RGB MATRIX INTEGRATION IN TO ARCADE MACHINE EMULATOR CABINET 

PROLOGUE

Over 18 years have passed since those early days of emulation, MS-DOS Based Emulators and the use of IBM PC clones to drive them.

Welcome to the era of Raspberry Pis in which tasks like Full blown Arcade Machine emulation can be easily done in a $30 Microcomputer.

I had been wanting to modernize my arcade room (which now includes 3 Arcade cabinets) in diverse states of Development.

One (My original Build) still running off a PC and non functional for the past several years. (For sentimental reasons I am not ready to tear in to this machine quite yet)

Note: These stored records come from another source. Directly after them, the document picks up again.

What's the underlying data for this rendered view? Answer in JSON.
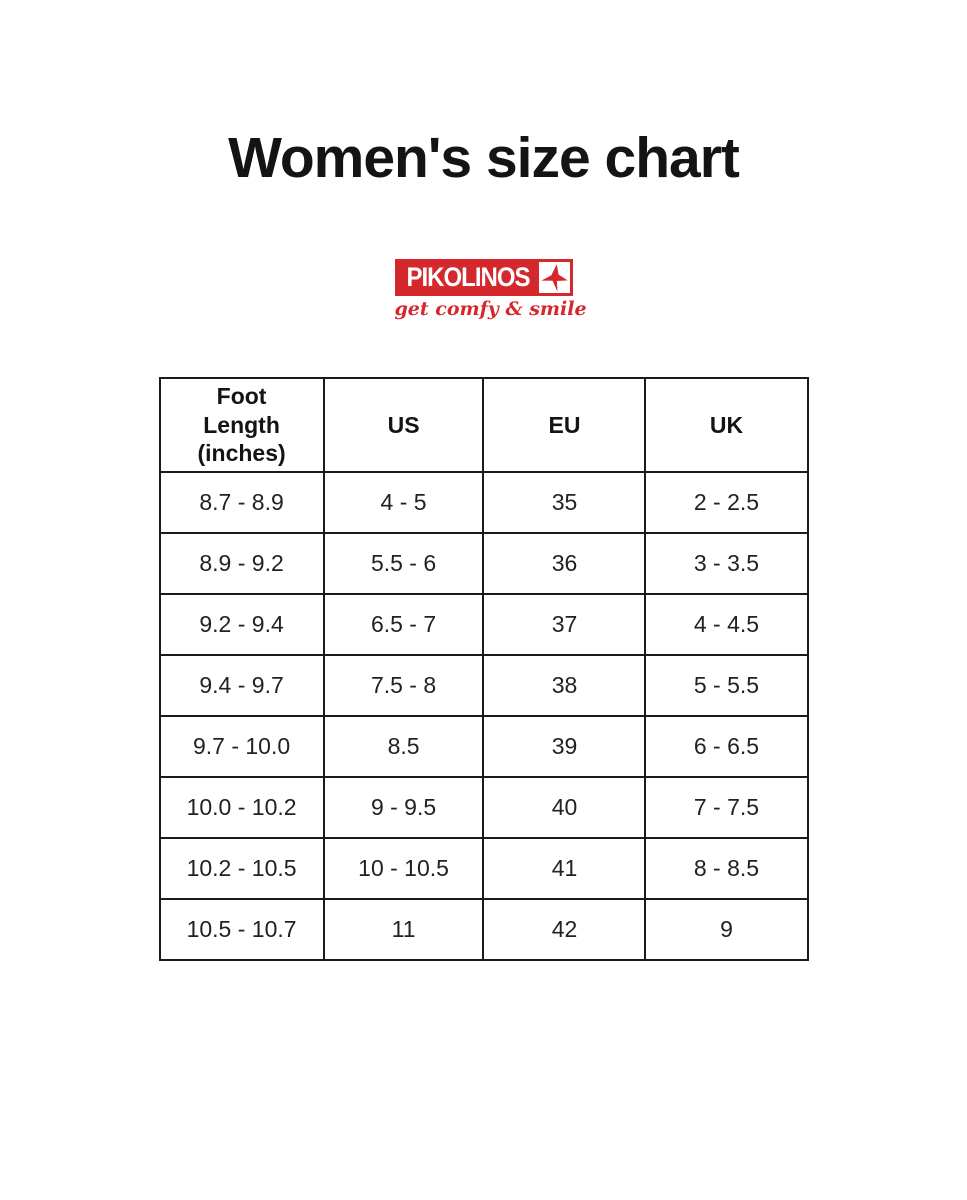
{
  "page": {
    "title": "Women's size chart",
    "background_color": "#ffffff",
    "text_color": "#141414"
  },
  "logo": {
    "brand": "PIKOLINOS",
    "tagline": "get comfy & smile",
    "brand_color": "#d5282d",
    "bird_icon": "hummingbird-icon"
  },
  "chart_data": {
    "type": "table",
    "title": "Women's size chart",
    "columns": [
      "Foot Length (inches)",
      "US",
      "EU",
      "UK"
    ],
    "rows": [
      [
        "8.7 - 8.9",
        "4 - 5",
        "35",
        "2 - 2.5"
      ],
      [
        "8.9 - 9.2",
        "5.5 - 6",
        "36",
        "3 - 3.5"
      ],
      [
        "9.2 - 9.4",
        "6.5 - 7",
        "37",
        "4 - 4.5"
      ],
      [
        "9.4 - 9.7",
        "7.5 - 8",
        "38",
        "5 - 5.5"
      ],
      [
        "9.7 - 10.0",
        "8.5",
        "39",
        "6 - 6.5"
      ],
      [
        "10.0 - 10.2",
        "9 - 9.5",
        "40",
        "7 - 7.5"
      ],
      [
        "10.2 - 10.5",
        "10 - 10.5",
        "41",
        "8 - 8.5"
      ],
      [
        "10.5 - 10.7",
        "11",
        "42",
        "9"
      ]
    ]
  }
}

One commercial cabinet given to me by one of my customers originally running an old PC clone with Windows XP as I recall (THIS WILL BE USED FOR THS PROJECT)

One Original bowling arcade machine stripped of its original defective mother board and retrofit with a Cheap Chinese 60 in one circuit board compliant with the JAMMA Standard.

 

The Basics.

Have been dabbling with emulation on Raspberry Pis for a few years with  varying degrees of success/satisfaction, given I now own a Monoprice 3D printer I have printed a number of 3D Nintendo clone cases running a diversity of Emulation projects on them, until now mainly RECALBOX

For a number of years I have been interested in an arcade machine emulator general purpose  frontend by the name HYPERSPIN, they even had at least at some point in time support for RGB Matrix displays, spent quite a bit of time looking in to implementing it on one of my machines, but their documentation was poor (to put it mildly) they had a gigantic mess regardin new vs old versions, I Was actually told once straigh up by one of the admins regarding "The NEW release they kept on talking abotu but consistently failed to materialize" that this was a subject they simply "Didn't, talk about", when I inquired about support for one or more serial devices I was again shuit down and informed they simply had no interest.

 

The Interface is beautiful, the Hyperspin Admins and general community however, Less than helpful.

 

Recently however an unknown group released a "non official" port of this frontend  for Raspberry Pi, motivating the folks from hyperspin to get their asses in to gear and build/release an OFFICAL version for Raspberry Pi (Now on Version 2) this build is known as HYPERPIE

 

Now let me be perfectly clear on this the days in which I could spend weeks and weeks obsessing over setting up the ideal Arcade machine, setting up configuration files, downloading artwor, Sound samples etc etc etc.. are long gone and will never come back.

 

Fortunately for me however a number of people have set out to do this for us and offer "Pre made" images loaded with anything and everything you could ever possibly desire in an arcade machine (including the games), Links to these images are maintained by the good folks over at ArcadePunks, the particular image used for this project is titled ("128gb CRISP Hyperpie image “Get a whiff of THIS”)  by the user "I_Died_Once"

 

After Imaging this particular build to my Raspberry Pi3B+ (Latest iteration of Raspberry Pi) I was so impressed the next thought was, I wonder if I can get it displaying to an RGB LED MATRIX like I used to do, potentially to an LCD screen as well just like 20 years ago.